Baseline clinical and metabolic data

Clinical data collected at baseline included age, height, weight, waist and hip circumference, cardiac risk factors, duration of diabetes, medications, and presence of macrovascular and microvascular complications. All subjects ranked their degree of breathlessness from 1 to 5 using the Medical Research Council (MRC) dyspnea scale [26]. Those ranked scale 1 had minimal dyspnea except on strenuous exercise, while those in scale 5 were too breathlessness to perform simple tasks such as undressing.

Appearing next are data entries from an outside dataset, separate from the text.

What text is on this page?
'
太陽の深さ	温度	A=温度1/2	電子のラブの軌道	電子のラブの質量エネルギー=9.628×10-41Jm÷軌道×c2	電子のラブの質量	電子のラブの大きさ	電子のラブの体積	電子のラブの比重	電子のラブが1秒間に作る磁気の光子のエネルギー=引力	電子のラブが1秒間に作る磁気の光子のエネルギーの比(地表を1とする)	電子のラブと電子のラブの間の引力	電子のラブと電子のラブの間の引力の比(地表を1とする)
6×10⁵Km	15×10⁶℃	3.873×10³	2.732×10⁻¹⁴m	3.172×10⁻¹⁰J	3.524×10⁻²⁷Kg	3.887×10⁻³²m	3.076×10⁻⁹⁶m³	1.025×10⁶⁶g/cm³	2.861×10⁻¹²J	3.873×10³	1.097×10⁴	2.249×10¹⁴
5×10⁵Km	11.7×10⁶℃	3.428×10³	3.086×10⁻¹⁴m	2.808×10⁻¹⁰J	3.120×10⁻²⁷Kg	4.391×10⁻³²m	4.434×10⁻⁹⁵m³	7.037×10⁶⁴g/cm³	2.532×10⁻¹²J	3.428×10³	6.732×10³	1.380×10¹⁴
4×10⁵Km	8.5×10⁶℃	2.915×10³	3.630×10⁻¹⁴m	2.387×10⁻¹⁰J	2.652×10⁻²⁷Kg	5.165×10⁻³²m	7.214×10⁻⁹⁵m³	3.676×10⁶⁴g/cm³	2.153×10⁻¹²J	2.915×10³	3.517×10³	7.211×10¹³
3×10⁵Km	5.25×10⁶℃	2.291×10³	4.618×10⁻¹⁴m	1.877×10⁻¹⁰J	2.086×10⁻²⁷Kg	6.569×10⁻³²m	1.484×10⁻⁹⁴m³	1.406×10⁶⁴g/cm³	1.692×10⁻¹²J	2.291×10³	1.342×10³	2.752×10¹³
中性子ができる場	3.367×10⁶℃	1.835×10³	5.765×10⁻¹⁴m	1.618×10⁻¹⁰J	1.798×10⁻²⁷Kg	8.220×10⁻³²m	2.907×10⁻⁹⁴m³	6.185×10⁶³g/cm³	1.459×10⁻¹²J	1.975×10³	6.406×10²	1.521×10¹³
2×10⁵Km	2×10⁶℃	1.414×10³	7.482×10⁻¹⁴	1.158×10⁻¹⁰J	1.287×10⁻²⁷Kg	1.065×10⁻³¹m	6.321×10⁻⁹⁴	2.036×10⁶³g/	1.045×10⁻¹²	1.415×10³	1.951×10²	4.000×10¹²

Patients’ haemoglobin, HbA1c, serum creatinine, estimated glomerular filtration rate (eGFR) using the Chronic Kidney Disease Epidemiology Collaboration (CKD-EPI) formula [27], fasting total cholesterol, low-density lipoprotein cholesterol (LDL-C), high-density lipoprotein cholesterol (HDL-C), and triglycerides, C-reactive protein (CRP), and urinary spot albumin-to-creatinine ratio were measured at baseline and 12 months.

Follow-up

All patients were reviewed 3 monthly at the clinic and had their medical treatment for diabetes, blood pressure, and cholesterol levels optimized aiming to achieve guideline-recommended targets. Treatment was maintained and monitored for 12 months.

Echocardiography protocols

All patients underwent rest echocardiography followed by symptom-limited exercise echocardiography at baseline. A repeat echocardiogram was performed at 12 months.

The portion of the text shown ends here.